Когда в юность врывается война | страница 124
Днём я спал, а ночью ходил слушать рассказы. Однажды спал днём так крепко, что из-под подушки украли часы. Я порылся – часов не было.
– Увели, значит, – решил я и перевернулся спать на другой бок.
Теперь бы мне не спалось при такой утрате, но тогда это было так. В подавленном настроении я ничуть не был этим озабочен. Много было этих часов у меня на руках, для разнообразия менял их даже «мах на мах», не глядя, и в госпиталь принес ещё несколько штук. Одни украли, другие сам подарил, одни променял по дороге домой, другие привёз в качестве подарка, а одни даже с удовольствием разбил, – да, часы можно бить с удовольствием.
Дело в том, что они безбожно врали время. Я их прямо в госпитале аккуратно разобрал и исправил дефект, но вот собрать, собрать никак не удавалось. Терпения хватило ровно на два дня, на третий день оно мне изменило – и я изо всех сил ударил их об цементный пол. И был доволен и даже счастлив, что избавился от них.
Как-то раз наша веселая ночная компания, узнав мою специальность, попросила рассказать им о самолёте. Недалеко в лесу около аэродрома стоял, кстати, брошенный немецкий самолёт. Я вынужден был согласиться. Вернувшись из коллективного похода к самолёту, я почувствовал себя крайне дурно. Там я много говорил, стоя на солнце, а это оказалось очень вредным для организма. Зайдя в палату, я почувствовал опять знакомый вкус крови.
Предчувствуя недоброе, выскочил на чистый воздух. Здесь и началось… Опять полилась кровь. Я не успевал её выплевывать и захлебывался ею. Стараясь лёжа заглушить кровь, лег на траву. Весь полосатый жилет был перепачкан, страшно тошнило, а она всё лилась и лилась.
Меня заметила сестра Шура. Кувшин воды и укол хлористого кальция в вену прекратили кровотечение. Но я потерял много крови и едва добрался с помощью Шуры до своей койки. Слабо помню, что было дальше.

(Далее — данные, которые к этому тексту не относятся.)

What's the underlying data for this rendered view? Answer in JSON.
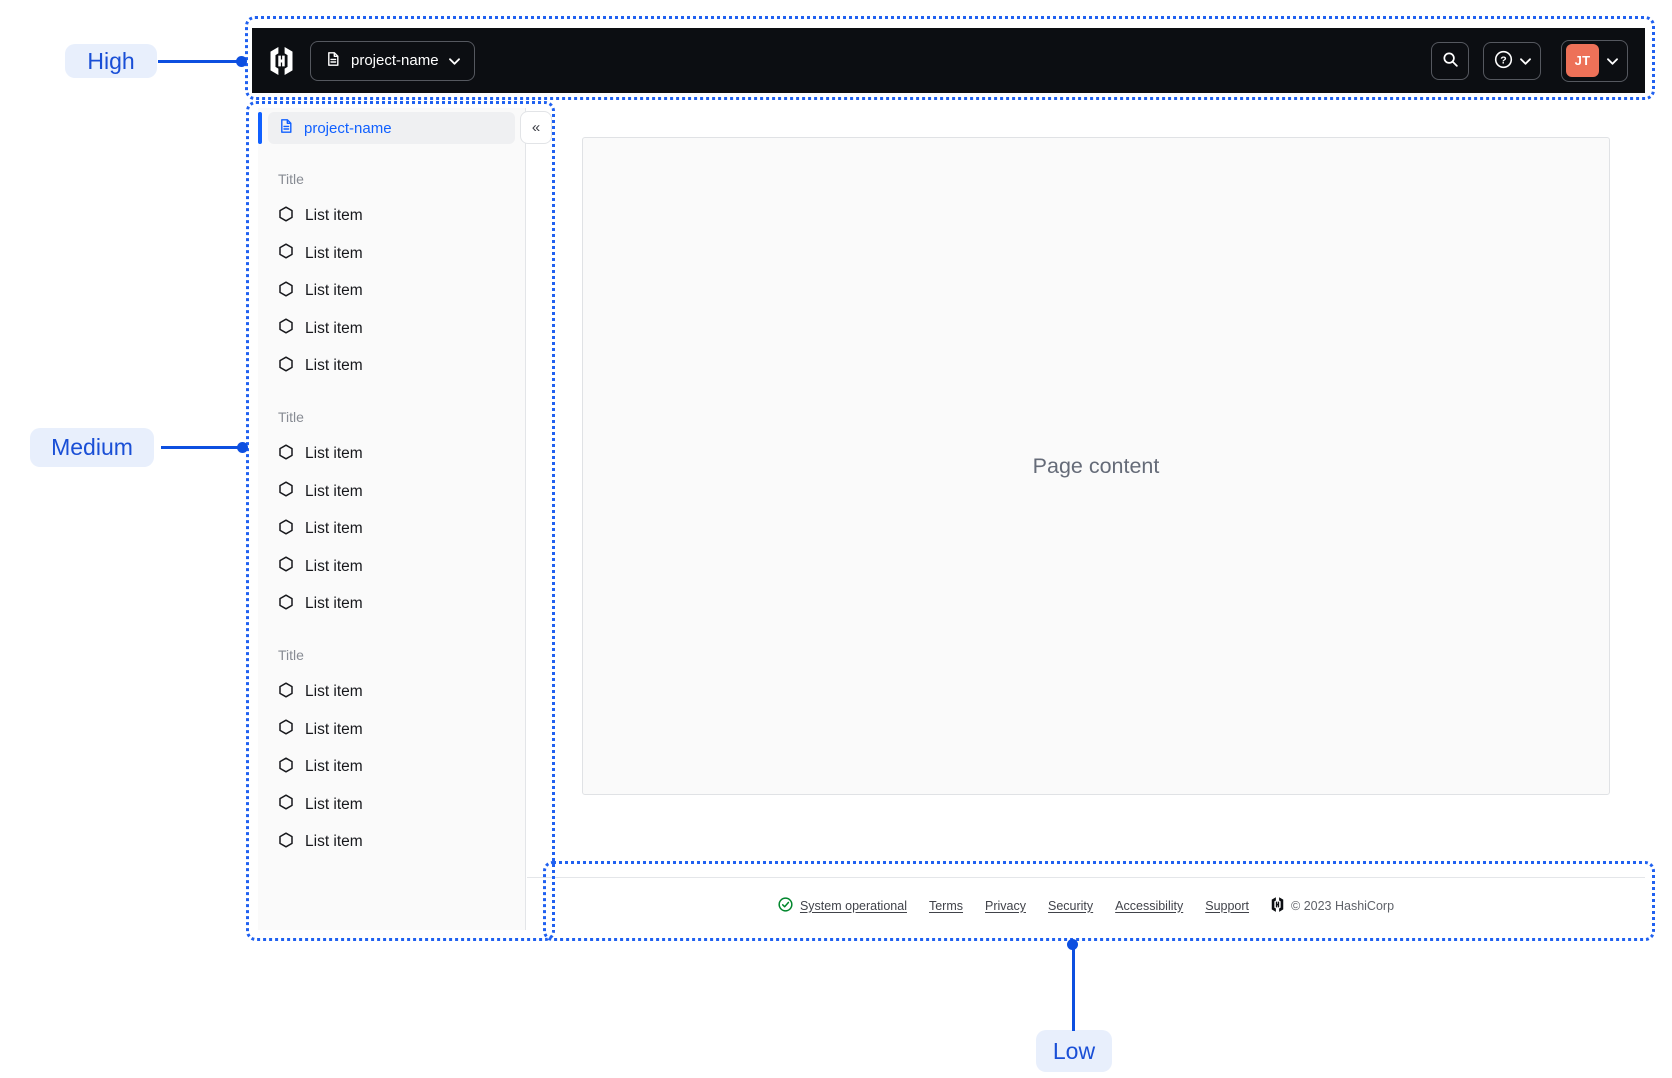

Когда я очнулся, был вечер. Всё казалось, как в тумане. Какая-то теплота раскатилась по всему телу, и хотелось опять спать и спать, хотелось нерушимого покоя. Я посмотрел на стол. Там тускло мерцал свет от тухнущей лампы, в углу стонал старик – мой единственный сожитель в этой палате. В лесу где-то ухала сова. Пришла опять Шура и села у моей койки на стул. Равнодушно и беспомощно смотрел я на неё. Но столько сочувствия, столько сострадания было в её глазах! Она приносила собой ту особую душевную чистоту, которая ощущалась на фронте, на чужбине, как бесценное дыхание родины, семьи, товарищей. Долго она сидела в своём белом халате, уставшая, облокотившись на стол. И как приятно было на душе оттого, что есть хоть один человек, который искренне сочувствует тебе и всеми силами хочет помочь.